A few years back, a group of escorts got together and decided that the police would not arrest them for prostitution if they said that they were selling time rather than sex.  The court did not agree with that defense, stating "why would a person advertise on a graphic gay sex site and offer various sex acts and then claim that they are only selling "time" 

Selling "time" for "sex" is a defense that died more than two decades ago.  

Posted (edited)

After watching this video, I don’t think I’ll be using Grindr for a while. Too many people getting robbed, scammed, and hurt. Not saying hiring is safer, but at least I can check reviews of others, and if something goes wrong hopefully not lose more than the hourly fee that I agreed to pay them. 

Edited by caramelsub
Posted
18 hours ago, caramelsub said:

After watching this video, I don’t think I’ll be using Grindr for a while. Too many people getting robbed, scammed, and hurt. Not saying hiring is safer, but at least I can check reviews of others, and if something goes wrong hopefully not lose more than the hourly fee that I agreed to pay them. 

Definitely always worth being careful, but just some perspective... It's very easy to get scared by things like this happening but you should also remember that extreme cases are the ones you hear about most, but that doesn't actually mean they are happening frequently or guaranteed to happen.

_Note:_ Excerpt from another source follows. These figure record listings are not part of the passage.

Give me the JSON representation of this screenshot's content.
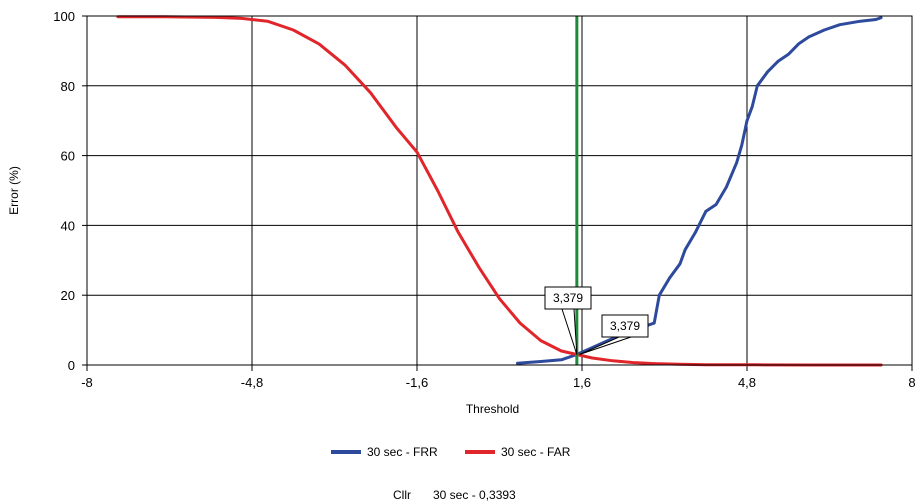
{
  "chart_data": {
    "type": "line",
    "xlabel": "Threshold",
    "ylabel": "Error (%)",
    "xlim": [
      -8,
      8
    ],
    "ylim": [
      0,
      100
    ],
    "x_ticks": [
      -8,
      -4.8,
      -1.6,
      1.6,
      4.8,
      8
    ],
    "x_tick_labels": [
      "-8",
      "-4,8",
      "-1,6",
      "1,6",
      "4,8",
      "8"
    ],
    "y_ticks": [
      0,
      20,
      40,
      60,
      80,
      100
    ],
    "y_tick_labels": [
      "0",
      "20",
      "40",
      "60",
      "80",
      "100"
    ],
    "grid": true,
    "legend_position": "bottom",
    "series": [
      {
        "name": "30 sec - FRR",
        "color": "#2e4a9c",
        "x": [
          0.35,
          0.8,
          1.2,
          1.5,
          1.8,
          2.1,
          2.5,
          2.8,
          3.0,
          3.1,
          3.3,
          3.5,
          3.6,
          3.8,
          4.0,
          4.2,
          4.4,
          4.6,
          4.7,
          4.8,
          4.9,
          5.0,
          5.2,
          5.4,
          5.6,
          5.8,
          6.0,
          6.3,
          6.6,
          7.0,
          7.3,
          7.4
        ],
        "y": [
          0.5,
          1.0,
          1.5,
          3.0,
          5.0,
          7.0,
          9.5,
          11.0,
          12.0,
          20.0,
          25.0,
          29.0,
          33.0,
          38.0,
          44.0,
          46.0,
          51.0,
          58.0,
          63.0,
          70.0,
          74.0,
          80.0,
          84.0,
          87.0,
          89.0,
          92.0,
          94.0,
          96.0,
          97.5,
          98.5,
          99.0,
          99.5
        ]
      },
      {
        "name": "30 sec - FAR",
        "color": "#e0262b",
        "x": [
          -7.4,
          -6.5,
          -5.5,
          -5.0,
          -4.5,
          -4.0,
          -3.5,
          -3.0,
          -2.5,
          -2.0,
          -1.6,
          -1.2,
          -0.8,
          -0.4,
          0.0,
          0.4,
          0.8,
          1.2,
          1.5,
          1.8,
          2.2,
          2.6,
          3.0,
          3.5,
          4.0,
          5.0,
          6.0,
          7.4
        ],
        "y": [
          99.8,
          99.8,
          99.6,
          99.3,
          98.5,
          96.0,
          92.0,
          86.0,
          78.0,
          68.0,
          61.0,
          50.0,
          38.0,
          28.0,
          19.0,
          12.0,
          7.0,
          4.0,
          3.0,
          2.0,
          1.2,
          0.7,
          0.4,
          0.2,
          0.1,
          0.05,
          0.0,
          0.0
        ]
      }
    ],
    "threshold_line": {
      "x": 1.5,
      "color": "#1e8a3a"
    },
    "callouts": [
      {
        "label": "3,379",
        "x": 1.5,
        "y": 3.0
      },
      {
        "label": "3,379",
        "x": 1.55,
        "y": 3.0
      }
    ],
    "footer": {
      "prefix": "Cllr",
      "value": "30 sec - 0,3393"
    }
  }
}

For every hookup that goes wrong to this extreme there are literally hundreds if not thousands if not tens of thousands of hookups that go perfectly fine, but that's not newsworthy/clickable or worth making a Netflix show about (referencing Dahmer there).

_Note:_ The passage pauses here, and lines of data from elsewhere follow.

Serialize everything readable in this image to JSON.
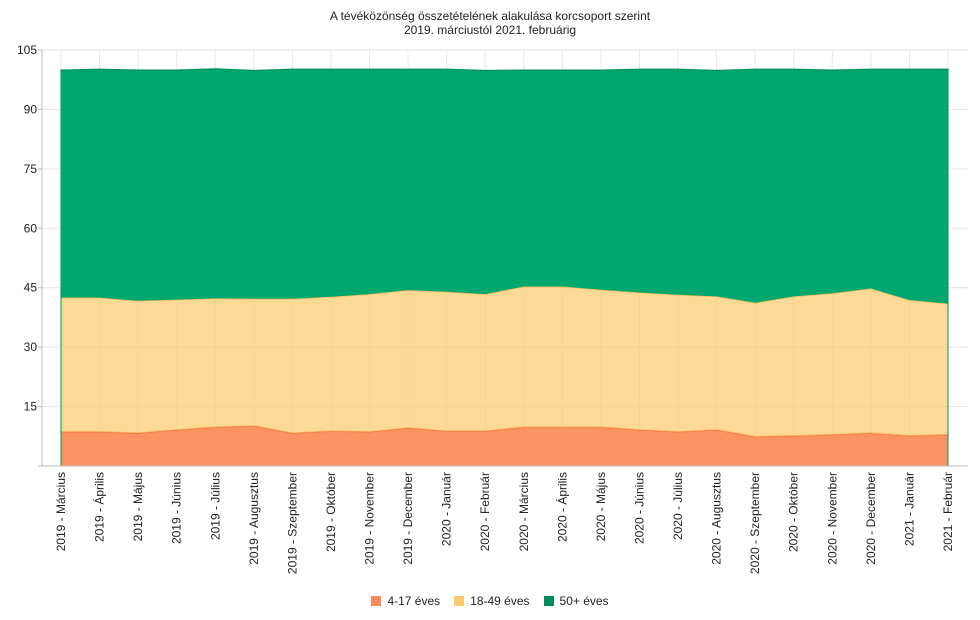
{
  "chart_data": {
    "type": "area",
    "stacked": true,
    "title": "A tévéközönség összetételének alakulása korcsoport szerint",
    "subtitle": "2019. márciustól 2021. februárig",
    "xlabel": "",
    "ylabel": "",
    "ylim": [
      0,
      105
    ],
    "yticks": [
      15,
      30,
      45,
      60,
      75,
      90,
      105
    ],
    "grid": true,
    "legend_position": "bottom",
    "categories": [
      "2019 - Március",
      "2019 - Április",
      "2019 - Május",
      "2019 - Június",
      "2019 - Július",
      "2019 - Augusztus",
      "2019 - Szeptember",
      "2019 - Október",
      "2019 - November",
      "2019 - December",
      "2020 - Január",
      "2020 - Február",
      "2020 - Március",
      "2020 - Április",
      "2020 - Május",
      "2020 - Június",
      "2020 - Július",
      "2020 - Augusztus",
      "2020 - Szeptember",
      "2020 - Október",
      "2020 - November",
      "2020 - December",
      "2021 - Január",
      "2021 - Február"
    ],
    "series": [
      {
        "name": "4-17 éves",
        "color": "#fb8c5a",
        "values": [
          8.6,
          8.6,
          8.3,
          9.1,
          9.8,
          10.1,
          8.3,
          8.8,
          8.6,
          9.6,
          8.8,
          8.8,
          9.8,
          9.8,
          9.8,
          9.1,
          8.6,
          9.1,
          7.4,
          7.6,
          7.9,
          8.3,
          7.6,
          7.9
        ]
      },
      {
        "name": "18-49 éves",
        "color": "#fccb6e",
        "values": [
          33.9,
          33.9,
          33.4,
          32.9,
          32.5,
          32.1,
          33.9,
          33.9,
          34.8,
          34.8,
          35.2,
          34.6,
          35.5,
          35.5,
          34.7,
          34.7,
          34.6,
          33.7,
          33.8,
          35.2,
          35.7,
          36.5,
          34.3,
          33.1
        ]
      },
      {
        "name": "50+ éves",
        "color": "#00a870",
        "values": [
          57.4,
          57.6,
          58.2,
          57.9,
          57.9,
          57.6,
          57.9,
          57.4,
          56.7,
          55.7,
          56.1,
          56.4,
          54.6,
          54.6,
          55.4,
          56.3,
          56.9,
          57.0,
          58.9,
          57.3,
          56.3,
          55.3,
          58.2,
          59.1
        ]
      }
    ]
  }
}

It's similar to how flying on a plane is statistically the safest way to travel but many people are terrified to fly because the once out of whatever bajillion flights that does have something go wrong is what everyone hears about and fixates on, because it's so rare. But the way media reports about a plane crash hits your brain subconsciously leaves you with the feeling of "omg this must happen all the time! Flying is soooooo dangerous! I shouldn't get on planes!". Those same people will then all get in a car, every day, and not think about the fact that a car accident is statistically millions of times more likely to be how they'd be injured or die. No one thinks about that or is actively afraid of it or lets it stop them from driving to and from work everyday because the risk is so normalized and non-sensationalized and not covered by the news unless it's a horrific 20 car pileup on the highway.

There were a little over 36,000 car accidents every day, across the U.S. in 2021. A little over 13 million for that year. That same year, there were "just" a couple dozen commercial plane crashes out of a little over 6 million total operated commercial flights globally. But because of the media, planes are the one everyone's nervous about. This obviously is not a 1:1 comparison to Grindr crimes vs successful hookups, but the fear one feels in both is because of Availability Bias.

So... Yeah, take reasonable precautions and be safe of course. Learn how to identify red flags like they mention in the video, but you should still live your life too.

Posted

For a particular service, convenient and the most importantly the type and unique looks. I have no problem with a casual hookup, but for something special I prefer a professional with looks and experience to ensure the quality time.